Fuga dall'embargo infantile

Dopo mezzo secolo di isolamento dal mondo occidentale, i cubani stanno scoprendo che il cambiamento porta la speranza, ma anche ansia. La stessa che noi tifosi Viola ci portiamo dentro dopo l’embargo dall’ultimo scudetto. Oggi la Fiorentina si ritrova, il sangue torna a circolare nelle vene, così come le speranze di un popolo in Viola e per fortuna non all’Havana, che è comunque sempre un colore marrone chiaro come una cacchina. Nei lunghi inverni dell’embargo, quando Tommaso era piccolo, per farlo addormentare gli raccontavo le favole. Come tutti i padri figli di un embargo. Scudetti, coppe, trasferte memorabili.
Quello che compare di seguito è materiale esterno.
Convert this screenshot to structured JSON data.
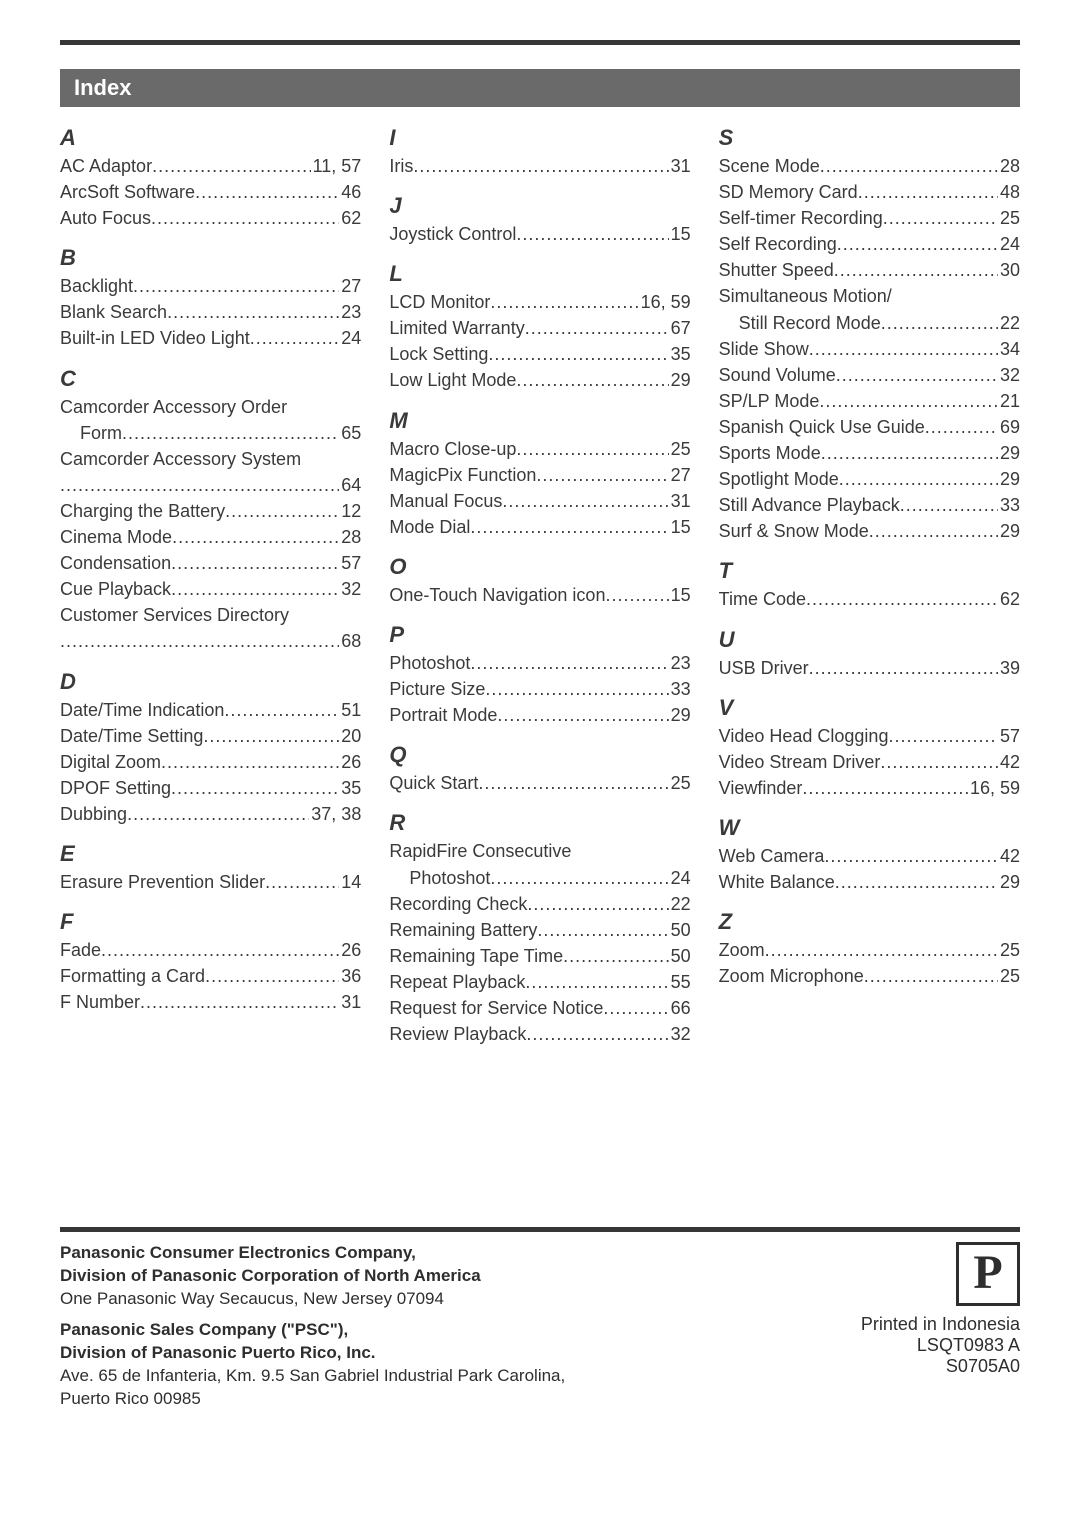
{
  "title": "Index",
  "logo_letter": "P",
  "columns": [
    [
      {
        "letter": "A",
        "entries": [
          {
            "label": "AC Adaptor",
            "pages": "11, 57"
          },
          {
            "label": "ArcSoft Software",
            "pages": "46"
          },
          {
            "label": "Auto Focus",
            "pages": "62"
          }
        ]
      },
      {
        "letter": "B",
        "entries": [
          {
            "label": "Backlight",
            "pages": "27"
          },
          {
            "label": "Blank Search",
            "pages": "23"
          },
          {
            "label": "Built-in LED Video Light",
            "pages": "24"
          }
        ]
      },
      {
        "letter": "C",
        "entries": [
          {
            "label": "Camcorder Accessory Order",
            "nowrap": true
          },
          {
            "label": "Form",
            "pages": "65",
            "indent": true
          },
          {
            "label": "Camcorder Accessory System",
            "nowrap": true
          },
          {
            "label": "",
            "pages": "64"
          },
          {
            "label": "Charging the Battery",
            "pages": "12"
          },
          {
            "label": "Cinema Mode",
            "pages": "28"
          },
          {
            "label": "Condensation",
            "pages": "57"
          },
          {
            "label": "Cue Playback",
            "pages": "32"
          },
          {
            "label": "Customer Services Directory",
            "nowrap": true
          },
          {
            "label": "",
            "pages": "68"
          }
        ]
      },
      {
        "letter": "D",
        "entries": [
          {
            "label": "Date/Time Indication",
            "pages": "51"
          },
          {
            "label": "Date/Time Setting",
            "pages": "20"
          },
          {
            "label": "Digital Zoom",
            "pages": "26"
          },
          {
            "label": "DPOF Setting",
            "pages": "35"
          },
          {
            "label": "Dubbing",
            "pages": "37, 38"
          }
        ]
      },
      {
        "letter": "E",
        "entries": [
          {
            "label": "Erasure Prevention Slider",
            "pages": "14"
          }
        ]
      },
      {
        "letter": "F",
        "entries": [
          {
            "label": "Fade",
            "pages": "26"
          },
          {
            "label": "Formatting a Card",
            "pages": "36"
          },
          {
            "label": "F Number",
            "pages": "31"
          }
        ]
      }
    ],
    [
      {
        "letter": "I",
        "entries": [
          {
            "label": "Iris",
            "pages": "31"
          }
        ]
      },
      {
        "letter": "J",
        "entries": [
          {
            "label": "Joystick Control",
            "pages": "15"
          }
        ]
      },
      {
        "letter": "L",
        "entries": [
          {
            "label": "LCD Monitor",
            "pages": "16, 59"
          },
          {
            "label": "Limited Warranty",
            "pages": "67"
          },
          {
            "label": "Lock Setting",
            "pages": "35"
          },
          {
            "label": "Low Light Mode",
            "pages": "29"
          }
        ]
      },
      {
        "letter": "M",
        "entries": [
          {
            "label": "Macro Close-up",
            "pages": "25"
          },
          {
            "label": "MagicPix Function",
            "pages": "27"
          },
          {
            "label": "Manual Focus",
            "pages": "31"
          },
          {
            "label": "Mode Dial",
            "pages": "15"
          }
        ]
      },
      {
        "letter": "O",
        "entries": [
          {
            "label": "One-Touch Navigation icon",
            "pages": "15"
          }
        ]
      },
      {
        "letter": "P",
        "entries": [
          {
            "label": "Photoshot",
            "pages": "23"
          },
          {
            "label": "Picture Size",
            "pages": "33"
          },
          {
            "label": "Portrait Mode",
            "pages": "29"
          }
        ]
      },
      {
        "letter": "Q",
        "entries": [
          {
            "label": "Quick Start",
            "pages": "25"
          }
        ]
      },
      {
        "letter": "R",
        "entries": [
          {
            "label": "RapidFire Consecutive",
            "nowrap": true
          },
          {
            "label": "Photoshot",
            "pages": "24",
            "indent": true
          },
          {
            "label": "Recording Check",
            "pages": "22"
          },
          {
            "label": "Remaining Battery",
            "pages": "50"
          },
          {
            "label": "Remaining Tape Time",
            "pages": "50"
          },
          {
            "label": "Repeat Playback",
            "pages": "55"
          },
          {
            "label": "Request for Service Notice",
            "pages": "66"
          },
          {
            "label": "Review Playback",
            "pages": "32"
          }
        ]
      }
    ],
    [
      {
        "letter": "S",
        "entries": [
          {
            "label": "Scene Mode",
            "pages": "28"
          },
          {
            "label": "SD Memory Card",
            "pages": "48"
          },
          {
            "label": "Self-timer Recording",
            "pages": "25"
          },
          {
            "label": "Self Recording",
            "pages": "24"
          },
          {
            "label": "Shutter Speed",
            "pages": "30"
          },
          {
            "label": "Simultaneous Motion/",
            "nowrap": true
          },
          {
            "label": "Still Record Mode",
            "pages": "22",
            "indent": true
          },
          {
            "label": "Slide Show",
            "pages": "34"
          },
          {
            "label": "Sound Volume",
            "pages": "32"
          },
          {
            "label": "SP/LP Mode",
            "pages": "21"
          },
          {
            "label": "Spanish Quick Use Guide",
            "pages": "69"
          },
          {
            "label": "Sports Mode",
            "pages": "29"
          },
          {
            "label": "Spotlight Mode",
            "pages": "29"
          },
          {
            "label": "Still Advance Playback",
            "pages": "33"
          },
          {
            "label": "Surf & Snow Mode",
            "pages": "29"
          }
        ]
      },
      {
        "letter": "T",
        "entries": [
          {
            "label": "Time Code",
            "pages": "62"
          }
        ]
      },
      {
        "letter": "U",
        "entries": [
          {
            "label": "USB Driver",
            "pages": "39"
          }
        ]
      },
      {
        "letter": "V",
        "entries": [
          {
            "label": "Video Head Clogging",
            "pages": "57"
          },
          {
            "label": "Video Stream Driver",
            "pages": "42"
          },
          {
            "label": "Viewfinder",
            "pages": "16, 59"
          }
        ]
      },
      {
        "letter": "W",
        "entries": [
          {
            "label": "Web Camera",
            "pages": "42"
          },
          {
            "label": "White Balance",
            "pages": "29"
          }
        ]
      },
      {
        "letter": "Z",
        "entries": [
          {
            "label": "Zoom",
            "pages": "25"
          },
          {
            "label": "Zoom Microphone",
            "pages": "25"
          }
        ]
      }
    ]
  ],
  "footer": {
    "left": [
      {
        "bold": "Panasonic Consumer Electronics Company,"
      },
      {
        "bold": "Division of Panasonic Corporation of North America"
      },
      {
        "text": "One Panasonic Way Secaucus, New Jersey 07094"
      },
      {
        "spacer": true
      },
      {
        "bold": "Panasonic Sales Company (\"PSC\"),"
      },
      {
        "bold": "Division of Panasonic Puerto Rico, Inc."
      },
      {
        "text": "Ave. 65 de Infanteria, Km. 9.5 San Gabriel Industrial Park Carolina,"
      },
      {
        "text": "Puerto Rico 00985"
      }
    ],
    "right": [
      "Printed in Indonesia",
      "LSQT0983 A",
      "S0705A0"
    ]
  }
}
Poi è cresciuto, ho finito le favole, si, anche il repertorio più classico che non prevedeva più solo Champion immaginarie e palloni d’oro cuciti in Africa dai bambini, ma quello composto dalla Bella Addormentata, Hansel e Gretel, Pinocchio, Cappuccetto Rosso, Pollicino e via via tutte le altre. Ricordo che negli ultimi tempi cominciai a rimescolare le storie per cercare, a modo mio, di inventarne di nuove. Per allungare il brodo. Quando gli raccontavo storie vere come la vittoria delle Coppe Italia piangeva perché gli sembravano coppucce. E allora inserivo personaggi realmente esistiti per renderle più incredibili. Una volta ho esagerato e gli ho detto che Dertycia aveva vinto la classifica dei cannonieri e gli venne la diarrea dall'emozione. Devo dire che sono stato bravo, diciamo pure molto più credibile di un libro di storia, che io compro e che lui non apre mai perché la storia l’ha già imparata da me. Anche se poi a storia prende 2 perché è ancora convinto che Giulio Cesare fu pugnalato dall’arbitro Michelotti. Per il resto è cresciuto e sa benissimo che il fax colombiano non ci ha salvato, che Baggio è stato venduto alla Juve e Batistuta alla Roma. E’ fiero di essere Viola anche se non ha vinto niente di quello che gli ho raccontato, anzi, pur sapendo che l’ho fatto per il suo bene, ancora non è riuscito a perdonarmi di avergli fatto passare un’infanzia così triste come quella di un bambino juventino.